Thu. Mar 28th, 2024

Excited to see the latest issue of the great Exterminating Angel Press. I’m also happy to be included with so many other excellent writers. Check out my poem, “As the Obituary Section Gets Bigger”. The theme of their spring issue is “Imperfect World Order” and my poem is a meditation on how COVID has changed…everything, including how we read obituaries. Along with some nostalgia, politics, and obligatory ’70s references. Share the love and support our awesome independent literary journals!

As the Obituary Section Gets Bigger

Remember when you’d read the obituaries and it was a decision,
meaning you had to go and find that specific section of the paper?
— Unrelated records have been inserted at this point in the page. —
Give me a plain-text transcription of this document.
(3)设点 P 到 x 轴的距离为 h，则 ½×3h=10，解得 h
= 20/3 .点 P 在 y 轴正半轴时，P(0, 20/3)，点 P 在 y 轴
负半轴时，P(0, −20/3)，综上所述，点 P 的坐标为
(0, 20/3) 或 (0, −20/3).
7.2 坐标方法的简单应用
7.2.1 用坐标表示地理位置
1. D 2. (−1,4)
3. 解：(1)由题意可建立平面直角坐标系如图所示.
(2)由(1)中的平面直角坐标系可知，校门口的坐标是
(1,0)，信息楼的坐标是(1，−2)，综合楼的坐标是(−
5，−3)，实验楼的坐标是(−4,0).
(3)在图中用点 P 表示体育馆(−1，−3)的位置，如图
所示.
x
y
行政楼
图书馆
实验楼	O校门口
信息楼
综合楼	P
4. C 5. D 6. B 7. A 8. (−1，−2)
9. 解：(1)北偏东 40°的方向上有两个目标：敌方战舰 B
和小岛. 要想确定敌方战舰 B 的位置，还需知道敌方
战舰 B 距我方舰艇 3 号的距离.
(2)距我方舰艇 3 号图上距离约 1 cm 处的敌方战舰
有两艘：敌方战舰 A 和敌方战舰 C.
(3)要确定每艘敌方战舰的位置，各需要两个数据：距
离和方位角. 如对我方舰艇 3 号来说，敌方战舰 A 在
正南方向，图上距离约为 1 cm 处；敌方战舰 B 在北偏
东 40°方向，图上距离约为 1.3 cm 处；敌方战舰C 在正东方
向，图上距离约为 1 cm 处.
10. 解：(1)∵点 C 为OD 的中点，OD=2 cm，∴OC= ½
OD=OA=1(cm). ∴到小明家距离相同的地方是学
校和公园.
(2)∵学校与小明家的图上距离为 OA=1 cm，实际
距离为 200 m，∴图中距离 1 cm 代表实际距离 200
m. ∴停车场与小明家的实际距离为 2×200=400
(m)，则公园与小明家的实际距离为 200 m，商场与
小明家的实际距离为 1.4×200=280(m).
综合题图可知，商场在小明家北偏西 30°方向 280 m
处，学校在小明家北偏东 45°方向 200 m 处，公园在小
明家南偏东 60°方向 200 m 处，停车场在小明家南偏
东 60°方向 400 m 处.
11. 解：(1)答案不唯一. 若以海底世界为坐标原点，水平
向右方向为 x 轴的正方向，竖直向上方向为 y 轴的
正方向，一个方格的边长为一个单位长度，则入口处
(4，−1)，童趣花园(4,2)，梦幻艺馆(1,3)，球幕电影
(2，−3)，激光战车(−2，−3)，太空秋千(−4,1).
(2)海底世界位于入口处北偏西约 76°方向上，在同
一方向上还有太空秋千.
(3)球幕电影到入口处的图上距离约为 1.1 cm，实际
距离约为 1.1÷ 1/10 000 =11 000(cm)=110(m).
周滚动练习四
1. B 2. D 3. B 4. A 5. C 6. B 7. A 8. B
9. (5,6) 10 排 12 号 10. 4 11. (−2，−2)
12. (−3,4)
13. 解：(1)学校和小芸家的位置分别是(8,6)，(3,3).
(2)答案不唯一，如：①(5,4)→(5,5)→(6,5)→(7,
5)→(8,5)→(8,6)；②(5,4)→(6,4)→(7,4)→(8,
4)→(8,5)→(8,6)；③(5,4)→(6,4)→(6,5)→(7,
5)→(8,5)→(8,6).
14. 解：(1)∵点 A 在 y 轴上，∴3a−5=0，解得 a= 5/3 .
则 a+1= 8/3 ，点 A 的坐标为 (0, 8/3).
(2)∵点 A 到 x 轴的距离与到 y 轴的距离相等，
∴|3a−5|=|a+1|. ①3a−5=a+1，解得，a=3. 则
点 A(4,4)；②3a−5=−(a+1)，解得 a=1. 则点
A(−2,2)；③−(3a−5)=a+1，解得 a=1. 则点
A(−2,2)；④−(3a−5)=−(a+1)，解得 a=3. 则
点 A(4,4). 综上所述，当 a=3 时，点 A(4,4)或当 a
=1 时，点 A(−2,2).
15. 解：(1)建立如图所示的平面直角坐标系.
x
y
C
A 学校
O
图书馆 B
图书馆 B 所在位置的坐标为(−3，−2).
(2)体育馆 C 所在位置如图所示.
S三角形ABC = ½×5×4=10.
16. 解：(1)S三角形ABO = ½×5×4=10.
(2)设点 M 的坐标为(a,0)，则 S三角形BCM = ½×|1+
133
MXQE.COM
You didn’t do that? Me neither, but bear with me, I’m making
a point. That news—the news—was easier to ignore in an analog

era, when we picked and chose what sources we let inform us,
nuggets of insight like the toys in cereal boxes, crammed in between

colorful ads, some of them promoting unhealthy activities endorsed
by athletes and actors, and the types of unbelievable faces fabricated

in a laboratory called Hollywood. The thing is, not much has changed,
but now everyone can make news and the rest of us have no choice

except to navigate through this stream, each of us alone in boats being
drawn irresistibly away from the reality we once depended on, the way

our ancestors, in ancient times, knew if they sang the appropriate songs
and made sacrifices in necessary numbers, The Sun would welcome each

new day, celestial clockwork scientists were burned for construing, their
non-obituaries an official statement that said Don’t do this, or You know

all you need to know; the world already too full of noise and knowledge
for anyone to contend with, and the one thing—the only thing—we knew

was that all of us would be gone sooner than we’d like, wherever it was(n’t)
we were headed—after—and it was entirely up to the ages to observe, if it cared

to commemorate lives lost like revenue in outmoded business models. Which
brings us back to obituaries and how we keep an account in this disconnected age,

where everything is right there in front of us, in real time, news that’s impossible
to contend with, even as some of us die trying. And when you scroll down the page—

looking for anything but insight (not everything is fit to print, and who prints anything
anymore?): updates on the new faces being manufactured, bought and sold as proof

of progress; sports scores, or what the latest sort-of scientists have to say about however
the moon is moving the tides during your birth month—it’s all but impossible to avoid

that list of famous names who did enough to earn precious digital inches in the public
record, and in these uncertain times where we know exactly what we can count on

and, worse, what’s coming down the runway: an unregulated plane with faulty parts
taking out everything in its path (but please know it’s not personal; this is just business

as usual). Thus, it’s difficult to deny an acknowledgment, the way popes finally stopped
pretending a flat earth revolved around the sun; if more newsworthy names are added

to the daily toll, it means many more than we can bear are piling up behind the scenes,
like pieces of dead trees used to crucify the prophets—those who dared to understand

the types of cause and effect not explained by the stars or the sun or our gods, or even
those with the power to legislate which casualties get cataloged for the public record.